Environment differences live in `azure-dev.yaml` as 130+ environment variables, so per-tenant and per-department deployments can be forked from one codebase. Hosting runs on Azure Container Apps with scale and availability declared in Bicep IaC.
Security & Private Networking
To meet financial-industry security requirements, `network-isolation.bicep` defines the VNet, Private Endpoints, and private DNS zones as a single declarative bundle. The closed-network setup — only partially covered upstream — is fully integrated into IaC, leaving no public path to the internet.
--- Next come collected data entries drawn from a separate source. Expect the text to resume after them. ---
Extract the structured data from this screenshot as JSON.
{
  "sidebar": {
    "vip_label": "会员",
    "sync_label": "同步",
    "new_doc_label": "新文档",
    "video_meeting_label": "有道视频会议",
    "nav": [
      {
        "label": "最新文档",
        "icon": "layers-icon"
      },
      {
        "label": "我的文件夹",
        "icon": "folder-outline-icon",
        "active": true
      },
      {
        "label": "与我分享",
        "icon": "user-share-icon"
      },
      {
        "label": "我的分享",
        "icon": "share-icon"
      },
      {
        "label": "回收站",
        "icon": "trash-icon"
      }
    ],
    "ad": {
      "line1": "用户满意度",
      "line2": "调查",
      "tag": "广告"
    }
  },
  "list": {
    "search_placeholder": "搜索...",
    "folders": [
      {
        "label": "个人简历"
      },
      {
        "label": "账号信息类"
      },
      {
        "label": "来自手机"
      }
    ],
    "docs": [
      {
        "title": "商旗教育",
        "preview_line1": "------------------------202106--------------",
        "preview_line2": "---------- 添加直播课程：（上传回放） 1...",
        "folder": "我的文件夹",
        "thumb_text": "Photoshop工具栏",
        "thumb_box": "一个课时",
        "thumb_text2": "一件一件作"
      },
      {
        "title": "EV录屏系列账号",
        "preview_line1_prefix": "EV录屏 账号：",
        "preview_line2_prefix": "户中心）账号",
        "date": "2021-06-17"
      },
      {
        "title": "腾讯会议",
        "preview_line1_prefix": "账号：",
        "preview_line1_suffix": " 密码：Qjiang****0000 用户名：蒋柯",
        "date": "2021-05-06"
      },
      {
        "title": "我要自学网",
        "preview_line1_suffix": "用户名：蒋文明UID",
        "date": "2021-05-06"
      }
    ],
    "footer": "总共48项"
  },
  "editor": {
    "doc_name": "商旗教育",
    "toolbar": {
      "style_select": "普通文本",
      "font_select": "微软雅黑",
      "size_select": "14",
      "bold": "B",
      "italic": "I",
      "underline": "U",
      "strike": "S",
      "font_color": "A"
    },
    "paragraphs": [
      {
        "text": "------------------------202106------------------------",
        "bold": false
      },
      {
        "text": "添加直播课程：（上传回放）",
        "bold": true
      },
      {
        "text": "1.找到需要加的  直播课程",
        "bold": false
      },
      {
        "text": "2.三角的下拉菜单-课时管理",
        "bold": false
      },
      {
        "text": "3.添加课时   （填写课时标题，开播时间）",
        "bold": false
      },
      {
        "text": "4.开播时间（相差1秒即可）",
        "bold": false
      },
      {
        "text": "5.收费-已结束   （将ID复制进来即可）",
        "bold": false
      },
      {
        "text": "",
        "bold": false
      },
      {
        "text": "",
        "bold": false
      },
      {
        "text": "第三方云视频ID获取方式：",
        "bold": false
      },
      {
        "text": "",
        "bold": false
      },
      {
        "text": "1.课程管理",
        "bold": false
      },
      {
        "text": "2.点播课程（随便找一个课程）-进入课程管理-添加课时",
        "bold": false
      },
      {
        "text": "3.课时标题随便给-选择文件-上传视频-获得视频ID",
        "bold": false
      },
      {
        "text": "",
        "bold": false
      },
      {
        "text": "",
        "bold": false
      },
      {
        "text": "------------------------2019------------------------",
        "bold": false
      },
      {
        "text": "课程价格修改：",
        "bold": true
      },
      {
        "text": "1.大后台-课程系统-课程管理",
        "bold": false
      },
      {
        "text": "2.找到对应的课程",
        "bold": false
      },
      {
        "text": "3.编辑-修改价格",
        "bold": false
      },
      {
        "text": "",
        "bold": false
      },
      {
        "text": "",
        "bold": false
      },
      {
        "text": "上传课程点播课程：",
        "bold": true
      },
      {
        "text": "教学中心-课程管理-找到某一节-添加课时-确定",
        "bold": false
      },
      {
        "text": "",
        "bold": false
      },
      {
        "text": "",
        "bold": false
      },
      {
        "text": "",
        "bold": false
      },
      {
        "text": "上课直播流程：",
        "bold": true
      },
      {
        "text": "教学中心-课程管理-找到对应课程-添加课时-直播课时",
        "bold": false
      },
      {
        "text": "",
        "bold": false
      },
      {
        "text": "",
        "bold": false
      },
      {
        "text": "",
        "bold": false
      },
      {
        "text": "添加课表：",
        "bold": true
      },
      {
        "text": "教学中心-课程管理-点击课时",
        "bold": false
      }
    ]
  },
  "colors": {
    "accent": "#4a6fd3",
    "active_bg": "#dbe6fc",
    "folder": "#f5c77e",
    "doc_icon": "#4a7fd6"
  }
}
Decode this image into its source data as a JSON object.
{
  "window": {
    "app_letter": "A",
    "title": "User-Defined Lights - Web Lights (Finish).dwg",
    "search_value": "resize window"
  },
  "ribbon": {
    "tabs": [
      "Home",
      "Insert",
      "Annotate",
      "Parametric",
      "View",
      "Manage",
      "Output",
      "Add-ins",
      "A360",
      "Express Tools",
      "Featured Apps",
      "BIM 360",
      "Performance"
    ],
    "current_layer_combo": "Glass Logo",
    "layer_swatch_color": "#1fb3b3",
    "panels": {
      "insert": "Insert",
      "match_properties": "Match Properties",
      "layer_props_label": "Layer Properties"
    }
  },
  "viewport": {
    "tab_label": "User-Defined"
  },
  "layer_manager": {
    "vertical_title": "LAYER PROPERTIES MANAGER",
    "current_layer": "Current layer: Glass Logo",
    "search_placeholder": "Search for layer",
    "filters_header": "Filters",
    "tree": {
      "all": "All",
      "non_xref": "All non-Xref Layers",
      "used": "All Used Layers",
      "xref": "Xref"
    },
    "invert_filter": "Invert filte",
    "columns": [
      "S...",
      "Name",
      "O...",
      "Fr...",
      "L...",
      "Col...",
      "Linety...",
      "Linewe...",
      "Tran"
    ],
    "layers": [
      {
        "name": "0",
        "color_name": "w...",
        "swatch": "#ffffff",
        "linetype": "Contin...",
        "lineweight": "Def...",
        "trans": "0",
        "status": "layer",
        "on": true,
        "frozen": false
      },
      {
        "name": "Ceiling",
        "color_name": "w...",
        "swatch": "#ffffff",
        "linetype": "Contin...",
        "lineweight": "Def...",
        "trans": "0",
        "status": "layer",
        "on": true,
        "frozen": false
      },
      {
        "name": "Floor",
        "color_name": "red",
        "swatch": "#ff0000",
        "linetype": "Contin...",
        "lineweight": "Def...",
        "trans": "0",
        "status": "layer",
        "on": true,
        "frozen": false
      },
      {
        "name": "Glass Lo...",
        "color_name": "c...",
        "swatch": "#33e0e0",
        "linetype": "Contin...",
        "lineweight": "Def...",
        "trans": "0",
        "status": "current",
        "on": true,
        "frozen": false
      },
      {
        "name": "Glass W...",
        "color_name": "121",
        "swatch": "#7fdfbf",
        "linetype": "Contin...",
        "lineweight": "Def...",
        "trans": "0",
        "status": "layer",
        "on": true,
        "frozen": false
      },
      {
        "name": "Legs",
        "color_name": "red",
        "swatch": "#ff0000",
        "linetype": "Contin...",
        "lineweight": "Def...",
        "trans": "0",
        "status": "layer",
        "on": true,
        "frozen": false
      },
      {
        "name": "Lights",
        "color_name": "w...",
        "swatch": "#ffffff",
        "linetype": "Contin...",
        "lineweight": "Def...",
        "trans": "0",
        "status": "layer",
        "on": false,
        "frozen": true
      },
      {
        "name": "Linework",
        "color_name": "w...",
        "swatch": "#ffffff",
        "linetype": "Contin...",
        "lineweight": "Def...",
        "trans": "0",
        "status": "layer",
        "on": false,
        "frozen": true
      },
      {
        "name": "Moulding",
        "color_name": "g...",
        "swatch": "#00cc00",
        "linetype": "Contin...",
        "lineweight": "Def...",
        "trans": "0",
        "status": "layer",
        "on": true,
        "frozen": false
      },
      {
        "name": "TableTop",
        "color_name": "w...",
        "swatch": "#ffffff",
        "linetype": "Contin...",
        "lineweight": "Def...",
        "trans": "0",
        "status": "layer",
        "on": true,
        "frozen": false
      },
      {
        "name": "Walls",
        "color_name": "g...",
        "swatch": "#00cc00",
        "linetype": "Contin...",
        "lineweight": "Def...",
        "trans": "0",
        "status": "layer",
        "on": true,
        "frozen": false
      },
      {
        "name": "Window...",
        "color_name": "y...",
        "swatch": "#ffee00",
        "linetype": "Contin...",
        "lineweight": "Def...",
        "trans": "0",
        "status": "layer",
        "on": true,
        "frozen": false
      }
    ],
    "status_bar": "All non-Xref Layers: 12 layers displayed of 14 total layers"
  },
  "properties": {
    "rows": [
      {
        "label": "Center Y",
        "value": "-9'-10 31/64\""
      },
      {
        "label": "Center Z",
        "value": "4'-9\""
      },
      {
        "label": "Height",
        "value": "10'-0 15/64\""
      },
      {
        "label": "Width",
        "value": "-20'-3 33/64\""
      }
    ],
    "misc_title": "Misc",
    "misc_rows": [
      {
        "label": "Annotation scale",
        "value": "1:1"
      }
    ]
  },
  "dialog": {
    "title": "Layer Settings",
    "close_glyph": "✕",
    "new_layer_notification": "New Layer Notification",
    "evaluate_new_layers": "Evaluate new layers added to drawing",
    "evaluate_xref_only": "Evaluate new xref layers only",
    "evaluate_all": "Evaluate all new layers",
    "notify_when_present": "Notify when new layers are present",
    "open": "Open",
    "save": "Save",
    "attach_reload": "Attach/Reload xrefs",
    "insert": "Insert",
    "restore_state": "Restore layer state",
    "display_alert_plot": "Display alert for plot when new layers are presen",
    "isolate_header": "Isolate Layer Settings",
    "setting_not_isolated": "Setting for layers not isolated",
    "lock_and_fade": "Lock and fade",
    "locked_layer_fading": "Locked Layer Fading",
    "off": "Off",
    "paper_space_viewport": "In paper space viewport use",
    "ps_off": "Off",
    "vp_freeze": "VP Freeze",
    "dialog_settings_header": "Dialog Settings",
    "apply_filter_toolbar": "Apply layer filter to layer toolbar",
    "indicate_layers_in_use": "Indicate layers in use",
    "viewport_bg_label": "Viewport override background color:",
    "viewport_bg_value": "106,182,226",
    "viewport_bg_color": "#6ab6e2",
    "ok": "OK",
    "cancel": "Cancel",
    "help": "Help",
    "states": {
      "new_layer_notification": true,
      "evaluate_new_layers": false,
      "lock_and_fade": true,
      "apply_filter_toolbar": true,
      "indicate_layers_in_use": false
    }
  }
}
Authentication and authorization are tightened in `authentication.py`, which strictly manages the Entra ID tenant ID and server / client App IDs; document-level ACLs then prevent cross-department leakage. Secrets are externalized to Azure Key Vault, and a 43 KB Bicep template builds an Application Insights custom KPI dashboard.
An Azure Log Analytics dashboard built with KQL continuously tracks RAG-specific KPIs — answer latency, retrieval hit rate, per-user usage — so quality regressions are caught early.
Technology Transfer & Training
Delivered structured lectures spanning web fundamentals (HTML / CSS / JavaScript) through Python and Azure architecture, and incrementally embedded Git / GitHub, pull-request, and code-review practices into the team. Scrum with two-week sprints and daily standups was introduced to plan and drive a half-year transition from external dependency to a self-directed team.